For many reasons the House wants to pass this legislation so that the Senate can take it up before the April recess. Thus they are moving with all due speed right now. One has to take into account that the core of these ideas has been discussed over the last seven years by House Republicans and was the subject of serious discussion last year when the House developed its Better Way agenda. These ideas are not a shock to anyone. 

The reconciliation bills reported out of the Ways and Means Committee and the Energy and Commerce Committee this past week will be compiled by the House Budget Committee and reported out next week for floor action the week of March 20th. During this period, President Trump and the House leadership will be working with members to put together the 216 (there are only 431 sitting members of the House right now) votes needed to pass the reconciliation legislation. 

Some people have asked why the House can't just repeal the ACA in one reconciliation bill.  The reason is two-fold: 

First, and foremost, the ACA was passed as two bills in 2010. One was a reconciliation bill and the other was passed under regular order in the Senate and then that Senate bill was passed by the House. This was not a reconciliation bill and contained the legislative language that had little or no direct budgetary effect.

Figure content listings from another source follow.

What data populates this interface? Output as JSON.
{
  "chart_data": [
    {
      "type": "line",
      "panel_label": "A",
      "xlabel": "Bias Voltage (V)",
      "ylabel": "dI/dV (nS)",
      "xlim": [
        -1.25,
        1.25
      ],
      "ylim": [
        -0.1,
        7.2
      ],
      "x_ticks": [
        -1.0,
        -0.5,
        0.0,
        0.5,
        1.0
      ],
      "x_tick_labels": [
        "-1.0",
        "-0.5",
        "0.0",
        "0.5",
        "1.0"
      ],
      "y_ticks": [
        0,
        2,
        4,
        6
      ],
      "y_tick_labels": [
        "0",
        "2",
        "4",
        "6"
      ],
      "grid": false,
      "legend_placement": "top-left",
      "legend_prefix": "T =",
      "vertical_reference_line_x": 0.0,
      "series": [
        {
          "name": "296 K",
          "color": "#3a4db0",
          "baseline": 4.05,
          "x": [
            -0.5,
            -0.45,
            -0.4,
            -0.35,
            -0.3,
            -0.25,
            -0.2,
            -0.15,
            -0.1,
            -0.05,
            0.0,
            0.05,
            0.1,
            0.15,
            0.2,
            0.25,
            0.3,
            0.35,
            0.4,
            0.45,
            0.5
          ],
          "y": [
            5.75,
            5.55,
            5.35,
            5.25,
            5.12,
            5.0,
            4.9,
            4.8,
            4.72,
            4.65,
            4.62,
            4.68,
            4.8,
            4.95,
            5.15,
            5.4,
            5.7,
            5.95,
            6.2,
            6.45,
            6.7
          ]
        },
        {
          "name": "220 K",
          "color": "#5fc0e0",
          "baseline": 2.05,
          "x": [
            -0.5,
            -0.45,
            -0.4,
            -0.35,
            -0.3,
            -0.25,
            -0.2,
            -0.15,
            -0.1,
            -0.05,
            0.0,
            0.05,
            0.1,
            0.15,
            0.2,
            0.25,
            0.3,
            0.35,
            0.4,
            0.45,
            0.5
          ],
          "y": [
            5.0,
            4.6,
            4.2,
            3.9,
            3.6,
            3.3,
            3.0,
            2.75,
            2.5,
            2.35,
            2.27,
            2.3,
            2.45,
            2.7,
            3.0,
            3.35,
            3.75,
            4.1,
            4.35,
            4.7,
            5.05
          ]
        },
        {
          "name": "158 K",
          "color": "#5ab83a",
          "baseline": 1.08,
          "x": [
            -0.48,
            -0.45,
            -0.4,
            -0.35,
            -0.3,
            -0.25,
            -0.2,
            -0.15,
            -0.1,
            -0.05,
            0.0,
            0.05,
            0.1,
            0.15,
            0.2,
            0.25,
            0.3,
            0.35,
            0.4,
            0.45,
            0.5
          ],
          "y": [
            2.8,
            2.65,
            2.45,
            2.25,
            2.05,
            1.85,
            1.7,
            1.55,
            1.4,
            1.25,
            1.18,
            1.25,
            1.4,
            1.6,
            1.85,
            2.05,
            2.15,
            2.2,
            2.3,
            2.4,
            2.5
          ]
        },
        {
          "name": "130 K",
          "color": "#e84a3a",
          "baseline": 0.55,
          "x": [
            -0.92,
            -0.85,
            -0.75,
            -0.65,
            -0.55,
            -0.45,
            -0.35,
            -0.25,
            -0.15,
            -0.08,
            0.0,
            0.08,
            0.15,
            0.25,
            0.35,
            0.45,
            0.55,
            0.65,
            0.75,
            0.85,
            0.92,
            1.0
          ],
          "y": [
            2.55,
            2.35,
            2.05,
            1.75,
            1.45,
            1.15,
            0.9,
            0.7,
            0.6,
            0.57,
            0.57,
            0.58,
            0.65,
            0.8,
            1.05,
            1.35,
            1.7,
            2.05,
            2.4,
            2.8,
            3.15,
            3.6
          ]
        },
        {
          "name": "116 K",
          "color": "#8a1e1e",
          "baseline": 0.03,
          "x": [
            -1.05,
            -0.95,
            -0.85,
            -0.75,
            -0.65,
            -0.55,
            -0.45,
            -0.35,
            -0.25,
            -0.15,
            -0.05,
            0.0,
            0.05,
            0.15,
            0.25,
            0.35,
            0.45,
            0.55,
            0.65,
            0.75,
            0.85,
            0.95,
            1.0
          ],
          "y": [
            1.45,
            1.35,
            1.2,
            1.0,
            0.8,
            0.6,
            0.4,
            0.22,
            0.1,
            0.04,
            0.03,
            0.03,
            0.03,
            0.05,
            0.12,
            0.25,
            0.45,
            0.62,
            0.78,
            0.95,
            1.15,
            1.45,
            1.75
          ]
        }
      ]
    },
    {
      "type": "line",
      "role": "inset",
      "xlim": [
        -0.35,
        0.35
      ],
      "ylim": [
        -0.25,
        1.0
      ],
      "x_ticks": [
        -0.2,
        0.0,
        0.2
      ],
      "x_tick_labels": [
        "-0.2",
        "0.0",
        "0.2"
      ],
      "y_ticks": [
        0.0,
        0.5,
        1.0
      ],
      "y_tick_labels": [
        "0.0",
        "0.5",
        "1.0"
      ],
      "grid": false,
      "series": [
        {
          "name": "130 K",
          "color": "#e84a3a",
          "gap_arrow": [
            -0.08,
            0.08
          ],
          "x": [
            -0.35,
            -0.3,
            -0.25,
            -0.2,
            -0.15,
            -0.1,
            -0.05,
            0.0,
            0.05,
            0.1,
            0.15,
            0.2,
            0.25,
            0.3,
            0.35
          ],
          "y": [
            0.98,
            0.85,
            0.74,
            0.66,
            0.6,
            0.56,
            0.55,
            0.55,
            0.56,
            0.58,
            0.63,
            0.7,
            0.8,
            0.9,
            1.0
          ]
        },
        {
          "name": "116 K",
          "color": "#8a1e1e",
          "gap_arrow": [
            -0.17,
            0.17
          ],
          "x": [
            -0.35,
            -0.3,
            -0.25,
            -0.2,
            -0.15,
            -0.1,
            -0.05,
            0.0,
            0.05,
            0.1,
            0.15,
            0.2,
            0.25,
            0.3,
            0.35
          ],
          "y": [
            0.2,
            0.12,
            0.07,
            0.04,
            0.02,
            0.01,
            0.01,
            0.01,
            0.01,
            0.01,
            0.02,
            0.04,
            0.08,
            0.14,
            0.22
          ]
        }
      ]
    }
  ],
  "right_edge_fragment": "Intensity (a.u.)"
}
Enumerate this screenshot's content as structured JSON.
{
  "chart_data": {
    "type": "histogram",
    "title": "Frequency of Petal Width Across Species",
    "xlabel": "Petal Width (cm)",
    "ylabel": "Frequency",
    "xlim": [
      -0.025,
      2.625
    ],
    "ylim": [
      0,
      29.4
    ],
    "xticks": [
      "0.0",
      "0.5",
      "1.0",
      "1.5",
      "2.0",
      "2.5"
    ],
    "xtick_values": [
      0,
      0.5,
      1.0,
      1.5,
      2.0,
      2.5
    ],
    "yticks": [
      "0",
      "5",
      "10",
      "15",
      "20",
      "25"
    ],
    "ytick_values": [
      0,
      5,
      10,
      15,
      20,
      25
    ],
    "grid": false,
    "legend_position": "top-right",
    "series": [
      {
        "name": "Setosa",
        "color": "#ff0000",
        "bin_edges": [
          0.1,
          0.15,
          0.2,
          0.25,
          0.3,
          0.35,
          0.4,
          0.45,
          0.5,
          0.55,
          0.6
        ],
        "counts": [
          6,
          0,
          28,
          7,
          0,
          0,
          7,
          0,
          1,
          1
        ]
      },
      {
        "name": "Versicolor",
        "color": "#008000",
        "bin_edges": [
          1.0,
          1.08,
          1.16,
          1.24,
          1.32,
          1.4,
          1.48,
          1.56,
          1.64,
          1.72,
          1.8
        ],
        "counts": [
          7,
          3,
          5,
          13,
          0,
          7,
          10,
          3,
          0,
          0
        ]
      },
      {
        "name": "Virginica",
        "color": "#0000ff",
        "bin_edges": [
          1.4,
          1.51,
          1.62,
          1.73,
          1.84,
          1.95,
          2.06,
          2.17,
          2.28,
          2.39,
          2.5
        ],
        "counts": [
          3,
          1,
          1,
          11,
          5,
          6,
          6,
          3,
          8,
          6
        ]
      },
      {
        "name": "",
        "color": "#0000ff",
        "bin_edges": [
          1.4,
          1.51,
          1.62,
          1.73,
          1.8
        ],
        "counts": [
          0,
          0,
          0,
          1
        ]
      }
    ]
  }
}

Second, some language proposed to be repealed produces a change in outlays or revenues which is merely incidental to the non-budgetary components of the provision which violates the Byrd rule.

It is clear that House Republicans opposed to the reported reconciliation bill hope to find a way to help pass the legislation. Whether there is a path to success remains to be seen. 

This is President Trump's "Reagan" moment. In 1981 President Reagan was the critical person in gathering the votes to pass the Reconciliation legislation and the tax reform bill. Now President Trump is presented with the same sort of challenge that President Reagan faced in 1981. 

The next three weeks could well determine if the Trump Administration and their Republican partners in the House and the Senate will be building on success or trying to crawl out from the debris of legislative failure.